Este silencio cotidiano de las autoridades ante la violencia y las agresiones del crimen; esta mudez oficial ante un convulsionado escenario nacional; esta omisión de los gobiernos para explicar e interpretar eventos terribles, para señalar presuntos culpables, para acusar complicidades y acuerdos inconfesables, obedece a un factor poderosísimo, pero casi nunca señalado por los analistas: el miedo. Miedo a incomodar o hacer enojar al crimen. Miedo a captar la atención de un capo y ser inscrito en su lista negra. Miedo a ser condenado por una mafia en una de sus incontables mantas o cartulinas. Miedo a ser levantado y ejecutado. Así, los gobernadores declaran diariamente sobre las escuelas construidas y los hospitales inaugurados, pero sufren amnesia cuando hay que referirse a las últimas desapariciones o fusilamientos colectivos o hallazgos de fosas clandestinas. Después del asesinato de su hermano, Rodolfo Torre Cantú, candidato a la gubernatura de Tamaulipas, por un comando armado en junio de 2010, su hermano Egidio lo relevó y ganó las elecciones. Se trató de alguien que gobernó encerrado en el Palacio de Gobierno, con escasas apariciones públicas, temeroso de que también lo asesinaran. Más recientemente, Enrique Alfaro, gobernador de Jalisco, ha declarado que se dedicará a asuntos privados una vez que concluya su encargo. ¿Será que lo que le sucedió a su antecesor, Aristóteles Sandoval, ejecutado aparentemente por un cártel, lo hizo cambiar de opinión sobre cómo combatir al crimen y qué nuevo rumbo darle a su futura trayectoria profesional? No lo sabemos con certeza, pero pareciera que (justificadamente) varios gobernadores tienen temor, ya no digamos de confrontar a los grupos criminales, sino de siquiera referirse a ellos. No sea que se vayan a enojar. En Chiapas, Tamaulipas, Baja California, Durango, Sinaloa, Sonora, Guerrero, Colima e Hidalgo, por ejemplo, gobiernan autoridades que, por sus crónicos silencios en materia de seguridad, parecen sentirse altamente vulnerables frente al crimen. El mismo presidente de la República, con su retórica de “abrazos no balazos”, sus gestos de cortesía con miembros de familias criminales, y sus alusiones a Estados Unidos como principal interesado en combatir a algunas organizaciones criminales, pareciera enviar el mensaje de que el combate a la delincuencia es un asunto ajeno a su voluntad.

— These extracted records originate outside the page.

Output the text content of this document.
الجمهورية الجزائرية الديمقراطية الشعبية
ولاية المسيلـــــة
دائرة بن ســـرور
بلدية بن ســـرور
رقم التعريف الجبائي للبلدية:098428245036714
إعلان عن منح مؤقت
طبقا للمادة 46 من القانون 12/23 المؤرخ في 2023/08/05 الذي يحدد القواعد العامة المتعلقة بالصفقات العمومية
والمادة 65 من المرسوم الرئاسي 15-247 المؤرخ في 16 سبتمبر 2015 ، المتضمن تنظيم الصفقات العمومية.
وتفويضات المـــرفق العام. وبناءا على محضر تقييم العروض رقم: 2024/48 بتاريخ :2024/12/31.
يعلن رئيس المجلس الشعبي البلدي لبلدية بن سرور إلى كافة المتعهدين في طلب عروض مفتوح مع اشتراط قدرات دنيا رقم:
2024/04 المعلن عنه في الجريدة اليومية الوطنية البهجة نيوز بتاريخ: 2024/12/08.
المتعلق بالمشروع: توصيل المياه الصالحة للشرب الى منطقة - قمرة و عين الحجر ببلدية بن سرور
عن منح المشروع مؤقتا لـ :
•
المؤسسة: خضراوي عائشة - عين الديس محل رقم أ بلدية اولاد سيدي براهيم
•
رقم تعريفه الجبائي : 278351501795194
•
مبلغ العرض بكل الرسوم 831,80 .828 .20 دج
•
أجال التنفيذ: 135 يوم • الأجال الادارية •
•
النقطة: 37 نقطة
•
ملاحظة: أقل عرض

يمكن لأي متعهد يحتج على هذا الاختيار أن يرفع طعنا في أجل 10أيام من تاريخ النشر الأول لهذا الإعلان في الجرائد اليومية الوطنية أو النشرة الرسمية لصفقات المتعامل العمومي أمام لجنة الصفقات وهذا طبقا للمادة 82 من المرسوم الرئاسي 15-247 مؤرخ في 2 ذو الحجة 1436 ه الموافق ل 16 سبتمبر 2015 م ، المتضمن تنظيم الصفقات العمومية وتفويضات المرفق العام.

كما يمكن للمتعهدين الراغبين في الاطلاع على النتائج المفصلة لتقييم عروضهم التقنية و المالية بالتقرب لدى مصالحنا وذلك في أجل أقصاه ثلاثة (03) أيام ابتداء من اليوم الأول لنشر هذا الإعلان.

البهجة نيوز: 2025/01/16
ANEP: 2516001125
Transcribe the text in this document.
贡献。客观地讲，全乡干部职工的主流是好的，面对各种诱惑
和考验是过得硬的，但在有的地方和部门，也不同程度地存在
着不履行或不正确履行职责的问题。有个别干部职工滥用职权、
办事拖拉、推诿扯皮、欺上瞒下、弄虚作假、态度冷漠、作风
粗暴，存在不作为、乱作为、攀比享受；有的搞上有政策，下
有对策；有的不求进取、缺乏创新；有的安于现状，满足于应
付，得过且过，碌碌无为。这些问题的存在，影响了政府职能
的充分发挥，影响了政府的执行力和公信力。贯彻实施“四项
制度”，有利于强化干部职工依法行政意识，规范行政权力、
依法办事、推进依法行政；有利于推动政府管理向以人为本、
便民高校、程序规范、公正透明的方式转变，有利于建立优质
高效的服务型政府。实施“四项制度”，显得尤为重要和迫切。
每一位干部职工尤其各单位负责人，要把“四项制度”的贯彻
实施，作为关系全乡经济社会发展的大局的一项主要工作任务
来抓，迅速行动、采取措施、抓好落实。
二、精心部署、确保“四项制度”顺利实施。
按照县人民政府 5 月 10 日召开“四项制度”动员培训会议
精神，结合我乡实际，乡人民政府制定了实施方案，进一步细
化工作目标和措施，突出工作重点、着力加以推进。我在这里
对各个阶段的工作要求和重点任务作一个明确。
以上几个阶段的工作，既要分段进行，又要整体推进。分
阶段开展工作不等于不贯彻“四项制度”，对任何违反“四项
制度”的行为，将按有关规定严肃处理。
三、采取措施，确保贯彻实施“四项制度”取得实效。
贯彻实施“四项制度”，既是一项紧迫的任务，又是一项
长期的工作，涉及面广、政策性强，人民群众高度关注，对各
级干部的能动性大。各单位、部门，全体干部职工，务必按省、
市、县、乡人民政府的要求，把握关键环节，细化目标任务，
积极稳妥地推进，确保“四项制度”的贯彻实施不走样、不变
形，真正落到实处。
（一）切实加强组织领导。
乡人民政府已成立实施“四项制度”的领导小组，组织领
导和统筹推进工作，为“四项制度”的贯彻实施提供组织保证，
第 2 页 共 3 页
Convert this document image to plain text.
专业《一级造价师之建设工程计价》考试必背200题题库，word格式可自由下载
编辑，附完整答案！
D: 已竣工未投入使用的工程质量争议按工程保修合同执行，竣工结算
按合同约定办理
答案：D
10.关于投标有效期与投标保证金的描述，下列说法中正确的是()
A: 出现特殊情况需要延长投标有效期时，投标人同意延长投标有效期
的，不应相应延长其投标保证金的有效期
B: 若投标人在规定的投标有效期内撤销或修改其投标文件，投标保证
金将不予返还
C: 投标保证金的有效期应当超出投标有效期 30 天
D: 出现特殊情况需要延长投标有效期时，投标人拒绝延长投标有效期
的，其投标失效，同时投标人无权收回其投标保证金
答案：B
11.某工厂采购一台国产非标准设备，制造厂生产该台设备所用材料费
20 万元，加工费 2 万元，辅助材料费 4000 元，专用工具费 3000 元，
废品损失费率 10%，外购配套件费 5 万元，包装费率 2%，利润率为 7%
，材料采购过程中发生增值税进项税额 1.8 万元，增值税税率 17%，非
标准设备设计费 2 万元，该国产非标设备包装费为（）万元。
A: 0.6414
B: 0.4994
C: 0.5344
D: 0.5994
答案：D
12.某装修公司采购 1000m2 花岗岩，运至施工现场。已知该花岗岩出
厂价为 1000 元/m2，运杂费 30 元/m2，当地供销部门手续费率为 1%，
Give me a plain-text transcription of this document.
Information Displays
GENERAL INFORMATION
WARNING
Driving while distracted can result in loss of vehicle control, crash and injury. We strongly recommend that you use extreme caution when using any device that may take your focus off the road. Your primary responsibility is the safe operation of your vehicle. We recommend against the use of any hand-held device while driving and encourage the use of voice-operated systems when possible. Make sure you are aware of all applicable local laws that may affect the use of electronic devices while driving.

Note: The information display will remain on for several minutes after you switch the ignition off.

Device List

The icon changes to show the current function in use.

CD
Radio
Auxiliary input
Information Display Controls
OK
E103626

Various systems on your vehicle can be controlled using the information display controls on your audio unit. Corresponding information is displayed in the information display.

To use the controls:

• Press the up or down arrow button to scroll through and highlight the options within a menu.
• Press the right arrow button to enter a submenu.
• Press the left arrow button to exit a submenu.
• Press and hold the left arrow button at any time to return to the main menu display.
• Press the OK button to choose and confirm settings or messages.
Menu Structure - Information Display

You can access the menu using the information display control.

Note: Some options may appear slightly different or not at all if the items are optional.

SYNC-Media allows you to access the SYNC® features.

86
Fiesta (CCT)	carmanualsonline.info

¿Qué hacer entonces con el crimen organizado cuando las más altas autoridades políticas del país temen combatirlo? ¿Qué hacer cuando las encuestas indican que la inseguridad es la principal preocupación de la ciudadanía y nuestros gobernantes prefieren no hablar de ese tema? ¿Cómo podremos sortear este miedo generalizado que los grupos criminales han impuesto en el país?